I recently had the chance to visit family and friends in New York City. One rainy day I found myself with morning appointments on the West Side of Manhattan and afternoon appointments on the East Side. To native New Yorkers, this triggers immediate anxiety as to the best way to get from one side to the other. Though Central Park is only .5 mile wide (.8 km), there is no direct route across the park, and at peak times it can take an hour to make the journey. I was thrilled to have an excuse and the time to walk across the park. As so many recent posts have been about formal gardens, I was curious to experience the completely different, picturesque style of Central Park.
“Picturesque” names a style in which garden designers created gardens in the image of idyllic European landscape paintings. Famous examples of these paintings were by Nicolas Poussin and Claude Lorraine, who painted scenes of the Italian countryside in the 1600’s. Their art reflected changing philosophy toward nature and wilderness. In Europe, the first gardens made in this style date from the early 1700’s. This romantic style became popular under the influence of British designers such as William Kent, Capability Brown, and Humphrey Repton. Repton in particular, adapted the style to smaller gardens, making it more accessible to the middle class.
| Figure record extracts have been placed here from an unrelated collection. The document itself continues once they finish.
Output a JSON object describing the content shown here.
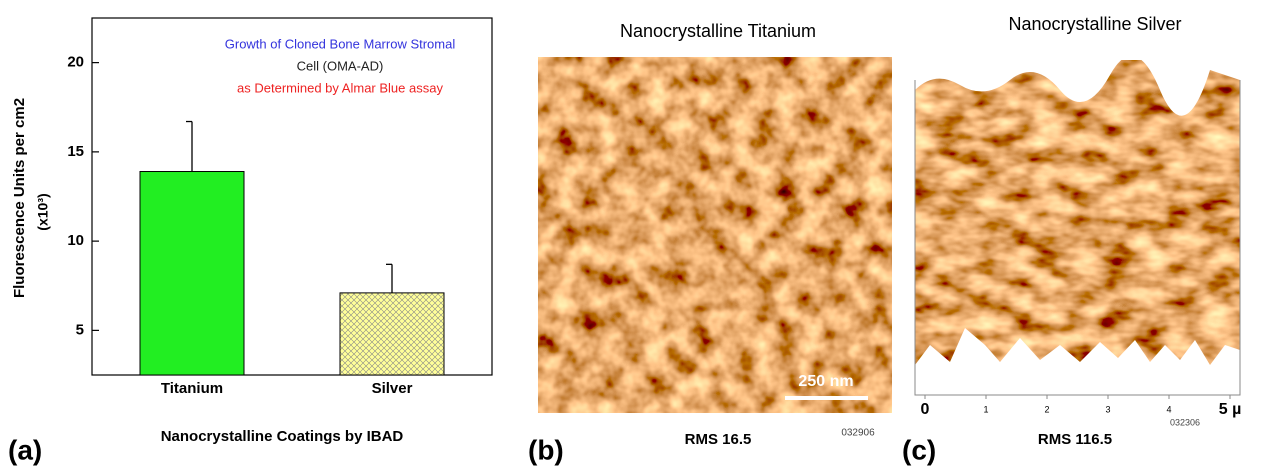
{
  "chart_data": {
    "type": "bar",
    "y_label": "Fluorescence Units per cm2",
    "y_label_unit": "(x10³)",
    "x_label": "Nanocrystalline Coatings by IBAD",
    "panel_label": "(a)",
    "annotations": [
      {
        "text": "Growth of Cloned Bone Marrow Stromal",
        "color": "#3333dd"
      },
      {
        "text": "Cell  (OMA-AD)",
        "color": "#222222"
      },
      {
        "text": "as Determined by Almar Blue assay",
        "color": "#ee2222"
      }
    ],
    "categories": [
      "Titanium",
      "Silver"
    ],
    "values": [
      13.9,
      7.1
    ],
    "errors": [
      2.8,
      1.6
    ],
    "colors": [
      "#22ee22",
      "#ffff99"
    ],
    "fills": [
      "solid",
      "crosshatch"
    ],
    "ylim": [
      2.5,
      22.5
    ],
    "yticks": [
      5,
      10,
      15,
      20
    ]
  },
  "panels": [
    {
      "label": "(b)",
      "title": "Nanocrystalline Titanium",
      "caption": "RMS 16.5",
      "code": "032906",
      "scale_bar": "250 nm"
    },
    {
      "label": "(c)",
      "title": "Nanocrystalline Silver",
      "caption": "RMS 116.5",
      "code": "032306",
      "x_ticks": [
        0,
        1,
        2,
        3,
        4,
        {
          "value": 5,
          "label": "5 µ"
        }
      ]
    }
  ]
}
In 1800’s America, garden designers were heavily influenced by Europe. And the Hudson River School of painting captured the natural beauty of the American continent, further encouraging the popularity of the “picturesque.” One of its most famous executions is New York’s Central Park.
Central Park was designed in 1857 by the Englishman Calvert Vaux and the American Frederick Law Olmstead. Their winning Greensward plan submerged the busy cross streets that connect the east and west sides of New York, and created several naturalistic lakes. Both are featured in the photos above.
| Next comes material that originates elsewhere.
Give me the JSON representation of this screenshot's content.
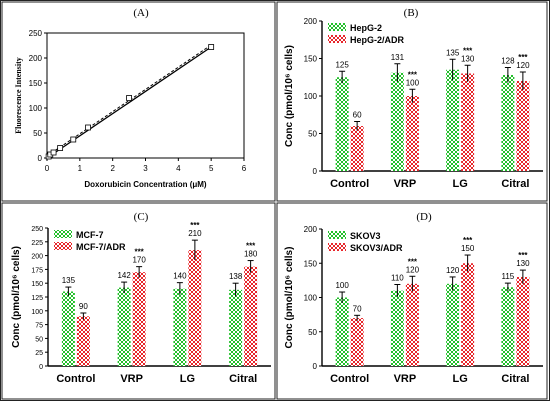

In Olmstead and Vaux’s proposal: “…Each of the transverse roads is intended to be sunk so far below the general surface that the park drives may, at every necessary point of intersection, be carried entirely over it, without any obvious elevation… a little judicious planting on the tops… of the banks will… entirely conceal both the roads and the vehicles… from the view of those walking… in the park.”
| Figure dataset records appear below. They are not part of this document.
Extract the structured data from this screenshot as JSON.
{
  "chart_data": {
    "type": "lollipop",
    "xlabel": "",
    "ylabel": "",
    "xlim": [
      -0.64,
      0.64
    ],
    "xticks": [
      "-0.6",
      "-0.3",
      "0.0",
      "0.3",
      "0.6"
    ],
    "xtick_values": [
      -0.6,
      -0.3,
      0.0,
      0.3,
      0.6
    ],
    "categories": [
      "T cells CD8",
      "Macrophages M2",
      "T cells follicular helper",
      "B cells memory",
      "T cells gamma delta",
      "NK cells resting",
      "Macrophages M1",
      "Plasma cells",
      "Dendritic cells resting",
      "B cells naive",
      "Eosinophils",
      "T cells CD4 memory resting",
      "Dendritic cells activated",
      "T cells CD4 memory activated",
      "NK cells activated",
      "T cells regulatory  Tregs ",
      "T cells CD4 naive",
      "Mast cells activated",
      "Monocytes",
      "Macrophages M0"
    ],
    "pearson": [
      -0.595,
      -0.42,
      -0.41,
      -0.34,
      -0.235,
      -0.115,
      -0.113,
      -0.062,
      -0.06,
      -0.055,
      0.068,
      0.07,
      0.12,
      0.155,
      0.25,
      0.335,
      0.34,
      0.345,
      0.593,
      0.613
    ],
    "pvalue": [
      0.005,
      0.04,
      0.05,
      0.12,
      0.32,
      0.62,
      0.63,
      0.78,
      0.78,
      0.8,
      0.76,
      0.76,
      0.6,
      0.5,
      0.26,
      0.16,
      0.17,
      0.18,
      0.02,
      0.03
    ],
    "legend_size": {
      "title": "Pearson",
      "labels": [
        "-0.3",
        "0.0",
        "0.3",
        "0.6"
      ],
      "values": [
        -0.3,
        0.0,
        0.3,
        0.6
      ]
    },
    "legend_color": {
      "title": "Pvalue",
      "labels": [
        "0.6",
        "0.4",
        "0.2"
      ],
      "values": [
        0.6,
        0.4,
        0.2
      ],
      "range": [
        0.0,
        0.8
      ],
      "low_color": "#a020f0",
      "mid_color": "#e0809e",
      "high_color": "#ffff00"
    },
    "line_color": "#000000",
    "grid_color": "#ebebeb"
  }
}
Regarding a lake at the southeast corner of the park: “…it is proposed to form a lake of irregular shape… by introducing such an ornamental sheet of water… the picturesque effect of the bold bluffs that will run down to its edge and overhang it, must be much increased.”
At times while walking through the park last week I felt that I was wandering through a nature preserve far from an urban center. In reality I was in an entirely man-made environment: lakes, rivers, trees all placed by hand. Only the tall buildings that emerged now and again through the fog reminded me where I really was.
If you can find yourself in NYC soon, the original pen and ink Greensward Plan map is on display at the City Museum of New York through the end of January 2015. Call ahead to confirm details.